Peki, raflar neden boş? Hastalar neden çaresiz? Sorunun kalbinde, piyasanın gerçekleriyle devletin belirlediği kurallar arasındaki devasa uçurum yatıyor. İstanbul Eczacı Odası Yönetim Kurulu Üyesi Murat Tülü'nün de altını çizdiği gibi, sorun basit bir "stokçuluk" yaftasıyla geçiştirilemeyecek kadar derin ve sistemsel.

Ekonomik makasın kestiği umutlar

Krizin temelindeki matematik, aslında her şeyi özetliyor. Serbest piyasada Euro kuru 50 TL sınırını zorlarken, ilaç fiyatlandırmasında baz alınan resmi Euro kuru, yapılan son düzenlemelere rağmen hala 21-22 TL bandında seyrediyor. Aradaki %100'ü aşan bu fark, ilaç sektörünün üzerine çöken bir karabasandan farksız. Hammaddesini ve çoğu zaman ilacın kendisini yurt dışından dövizle alan firmalar için bu denklem sürdürülebilir değil. İthal ilaç firmaları, kar etmeyi bırakın, neredeyse her kutuda zarar ettikleri bir pazara mal göndermek istemiyor.

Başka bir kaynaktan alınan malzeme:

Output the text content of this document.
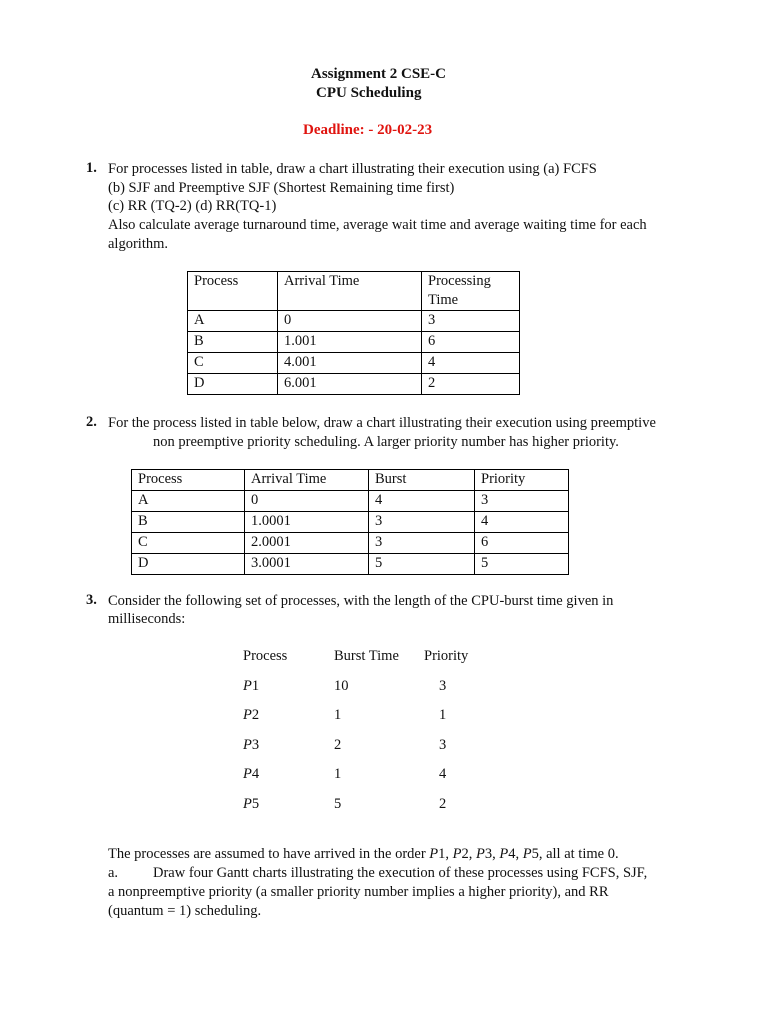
Assignment 2 CSE-C
CPU Scheduling
Deadline: - 20-02-23
1. For processes listed in table, draw a chart illustrating their execution using (a) FCFS
(b) SJF and Preemptive SJF (Shortest Remaining time first)
(c) RR (TQ-2) (d) RR(TQ-1)
Also calculate average turnaround time, average wait time and average waiting time for each
algorithm.
Process	Arrival Time	Processing
Time
A	0	3
B	1.001	6
C	4.001	4
D	6.001	2
2. For the process listed in table below, draw a chart illustrating their execution using preemptive
non preemptive priority scheduling. A larger priority number has higher priority.
Process	Arrival Time	Burst	Priority
A	0	4	3
B	1.0001	3	4
C	2.0001	3	6
D	3.0001	5	5
3. Consider the following set of processes, with the length of the CPU-burst time given in
milliseconds:
Process	Burst Time	Priority
P1	10	3
P2	1	1
P3	2	3
P4	1	4
P5	5	2
The processes are assumed to have arrived in the order P1, P2, P3, P4, P5, all at time 0.
a. Draw four Gantt charts illustrating the execution of these processes using FCFS, SJF,
a nonpreemptive priority (a smaller priority number implies a higher priority), and RR
(quantum = 1) scheduling.
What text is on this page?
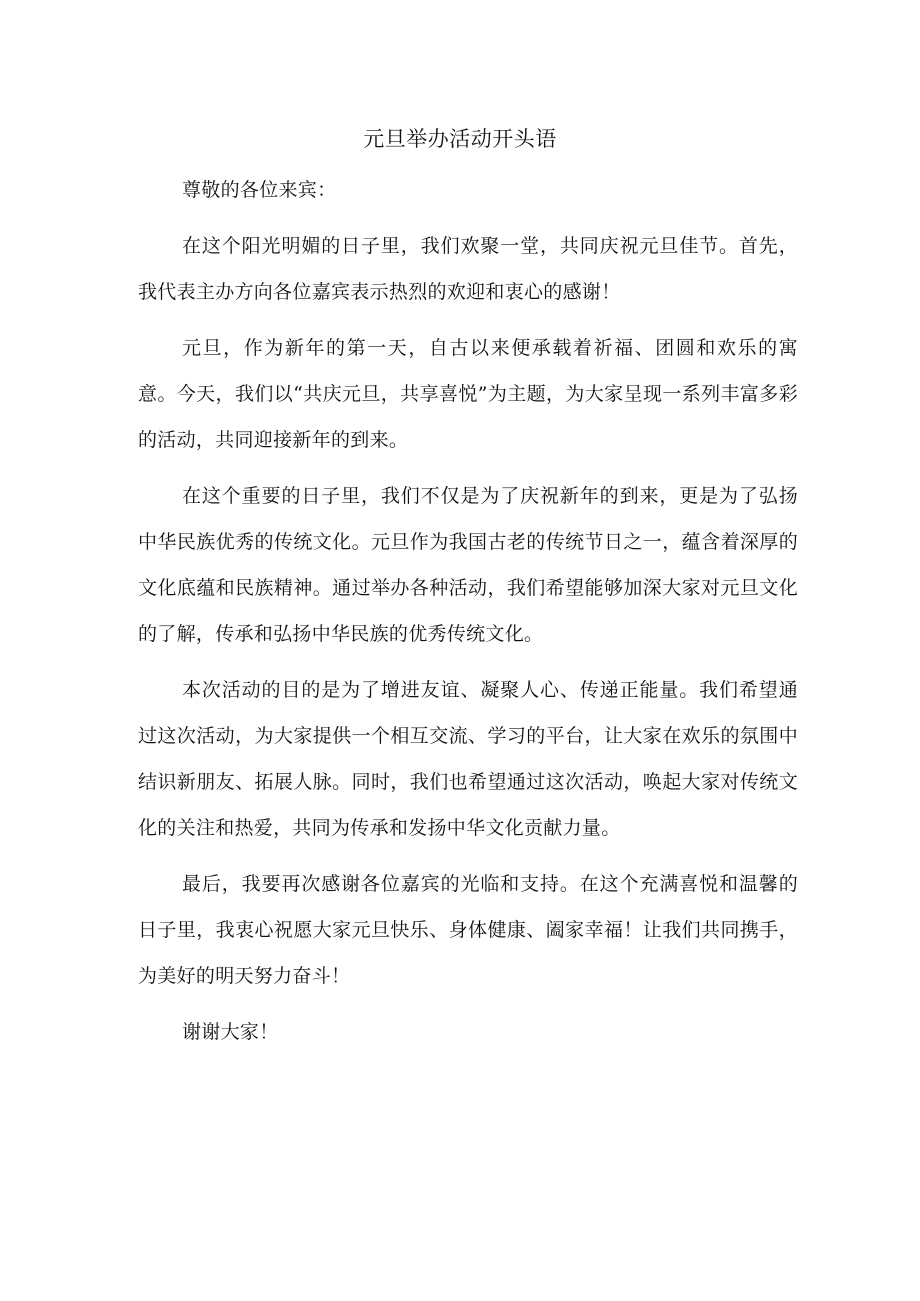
元旦举办活动开头语

尊敬的各位来宾：

在这个阳光明媚的日子里，我们欢聚一堂，共同庆祝元旦佳节。首先，我代表主办方向各位嘉宾表示热烈的欢迎和衷心的感谢！

元旦，作为新年的第一天，自古以来便承载着祈福、团圆和欢乐的寓意。今天，我们以“共庆元旦，共享喜悦”为主题，为大家呈现一系列丰富多彩的活动，共同迎接新年的到来。

在这个重要的日子里，我们不仅是为了庆祝新年的到来，更是为了弘扬中华民族优秀的传统文化。元旦作为我国古老的传统节日之一，蕴含着深厚的文化底蕴和民族精神。通过举办各种活动，我们希望能够加深大家对元旦文化的了解，传承和弘扬中华民族的优秀传统文化。

本次活动的目的是为了增进友谊、凝聚人心、传递正能量。我们希望通过这次活动，为大家提供一个相互交流、学习的平台，让大家在欢乐的氛围中结识新朋友、拓展人脉。同时，我们也希望通过这次活动，唤起大家对传统文化的关注和热爱，共同为传承和发扬中华文化贡献力量。

最后，我要再次感谢各位嘉宾的光临和支持。在这个充满喜悦和温馨的日子里，我衷心祝愿大家元旦快乐、身体健康、阖家幸福！让我们共同携手，为美好的明天努力奋斗！

谢谢大家！
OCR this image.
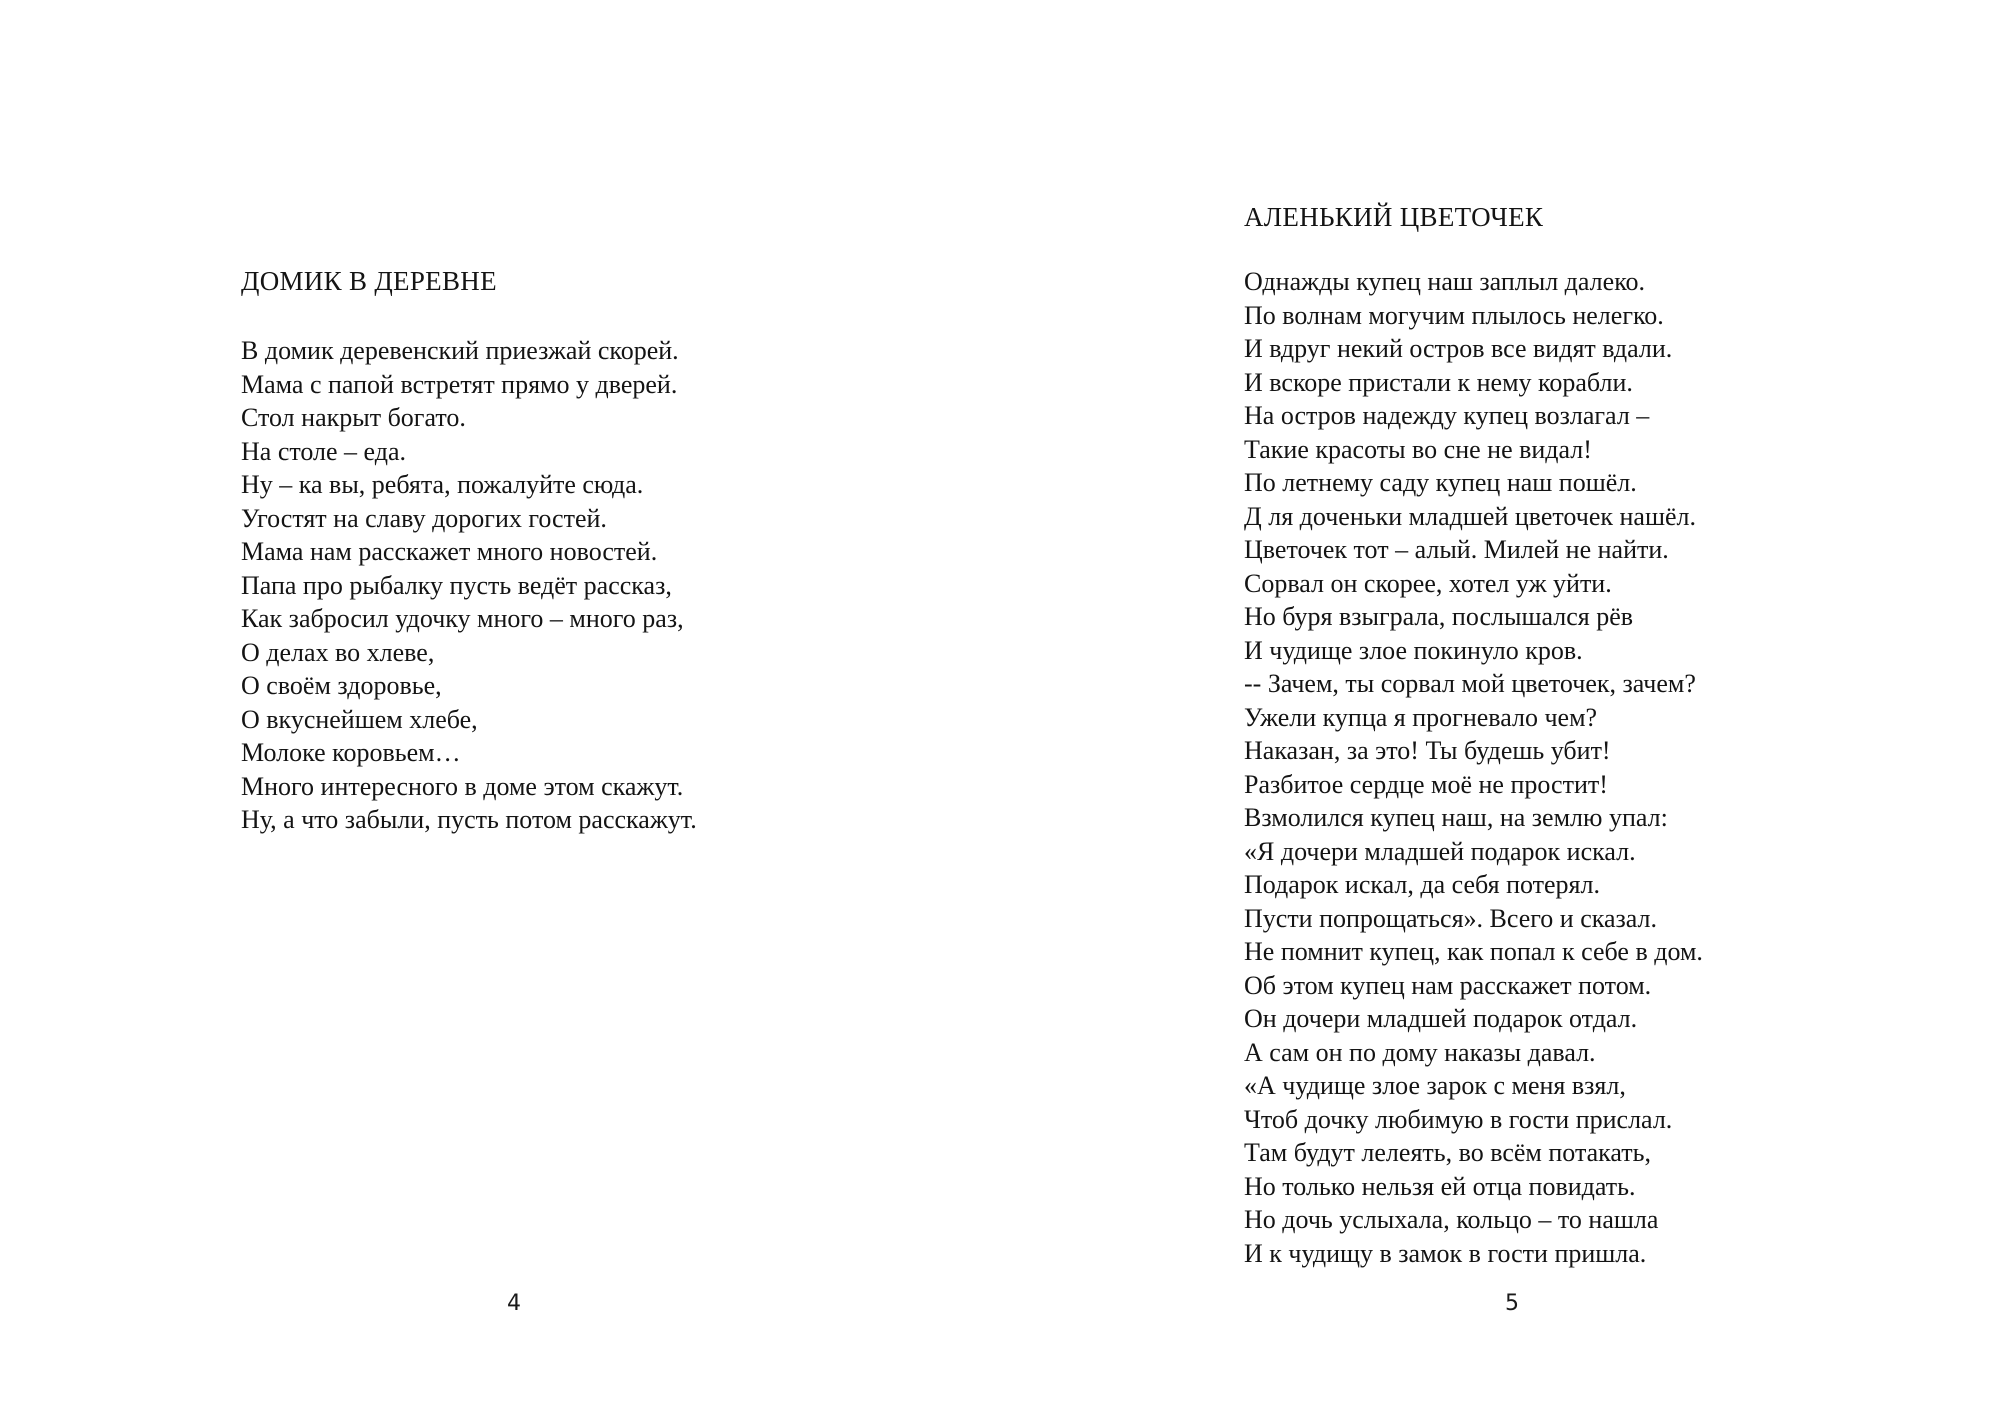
ДОМИК В ДЕРЕВНЕ
В домик деревенский приезжай скорей.
Мама с папой встретят прямо у дверей.
Стол накрыт богато.
На столе – еда.
Ну – ка вы, ребята, пожалуйте сюда.
Угостят на славу дорогих гостей.
Мама нам расскажет много новостей.
Папа про рыбалку пусть ведёт рассказ,
Как забросил удочку много – много раз,
О делах во хлеве,
О своём здоровье,
О вкуснейшем хлебе,
Молоке коровьем…
Много интересного в доме этом скажут.
Ну, а что забыли, пусть потом расскажут.
4
АЛЕНЬКИЙ ЦВЕТОЧЕК
Однажды купец наш заплыл далеко.
По волнам могучим плылось нелегко.
И вдруг некий остров все видят вдали.
И вскоре пристали к нему корабли.
На остров надежду купец возлагал –
Такие красоты во сне не видал!
По летнему саду купец наш пошёл.
Д ля доченьки младшей цветочек нашёл.
Цветочек тот – алый. Милей не найти.
Сорвал он скорее, хотел уж уйти.
Но буря взыграла, послышался рёв
И чудище злое покинуло кров.
-- Зачем, ты сорвал мой цветочек, зачем?
Ужели купца я прогневало чем?
Наказан, за это! Ты будешь убит!
Разбитое сердце моё не простит!
Взмолился купец наш, на землю упал:
«Я дочери младшей подарок искал.
Подарок искал, да себя потерял.
Пусти попрощаться». Всего и сказал.
Не помнит купец, как попал к себе в дом.
Об этом купец нам расскажет потом.
Он дочери младшей подарок отдал.
А сам он по дому наказы давал.
«А чудище злое зарок с меня взял,
Чтоб дочку любимую в гости прислал.
Там будут лелеять, во всём потакать,
Но только нельзя ей отца повидать.
Но дочь услыхала, кольцо – то нашла
И к чудищу в замок в гости пришла.
5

Bu durum sadece ithal, yüksek teknolojili kanser ilaçlarını vurmuyor. Türk Eczacıları Birliği’nin (TEB) yayınladığı en güncel raporlara göre, piyasada bulunamayan ilaç sayısı 800 kalemi aşmış durumda. Listede tansiyon, diyabet, astım gibi kronik hastalıkların ilaçlarından en basit ağrı kesicilere, göz damlalarına ve özellikle çocuk antibiyotiklerine kadar hayati öneme sahip birçok ürün var. Yerli üreticilerimiz dahi, ilacın etken maddesini güncel kurla yurt dışından alıp, devletin belirlediği düşük kurla satmak zorunda kaldıkları için üretim bantlarını yavaşlatıyor ya da durdurma noktasına geliyor.

Sistemin getirdiği kilitlenme

Bardağı taşıran son damla ise her yıl olduğu gibi bu yıl da kendini gösteren "zam beklentisi" oldu. Kulislerde konuşulan %25'lik zam söylentisi, zaten zar zor dönen çarkları tamamen durdurdu. İlaç firmaları ve ecza depoları, birkaç hafta sonra daha yüksek fiyattan satabilecekleri bir ürünü bugün piyasaya sürmeyerek, ticari bir refleksle stoklarını bekletiyor.

Bu noktada günah keçisi ilan edilen eczacılar ise krizin en ön cephesinde, hastalarla karşı karşıya kalıyor. Eczacı Murat Tülü’nün isyanı tüm meslektaşlarının ortak sesi: "Benim eczanemde her şey hastanın gözü önünde. İlacı nereye saklayabilirim ki? Denetlenmesi gereken yer eczaneler değil, ilaç firmalarının ve depoların stoklarıdır." Gerçekten de eczacı, deposunda olmayan bir ilacı hastaya veremez. Onlar, tedarik zincirinin son halkası olarak, sistemin en tepesindeki bir tıkanıklığın sonuçlarına göğüs germek zorunda kalıyorlar.

Gerçekçi ve sürdürülebilir politika 

Peki, bu kısır döngüden çıkış yok mu? Elbette var. Çözüm, her kış kapıya dayandığında palyatif zamlarla krizi ötelemek değil, fiyatlandırma politikasını kökünden değiştirmek. Yıllardır eczacı odalarının dile getirdiği gibi, yılda bir kez yapılan ve piyasada büyük bir beklenti yaratarak stokçuluğu tetikleyen toplu zamlar yerine, yıl içine yayılmış, daha küçük ve öngörülebilir kur güncellemeleri yapılması gerekiyor. Piyasa gerçekleriyle barışık, öngörülebilir ve sürdürülebilir bir ilaç fiyat politikası benimsenmeli.

Unutulmamalıdır ki, bir ilacın fiyat etiketinde yazan rakamın hiçbir önemi yok, eğer o ilaç raflarda bulunmuyorsa. Asıl maharet, ilacı sadece ucuz tutmak değil, aynı zamanda "ulaşılabilir" ve "bulunabilir" kılmak. Çünkü bir ilacın bulunamamasının bedeli parayla değil, doğrudan insan sağlığıyla ve hatta hayatıyla ödenir. Yetkililer, bu acı reçeteyi daha fazla hastanın önüne koymadan, sistemin bu kanayan yarasına acil bir neşter vurmak zorunda.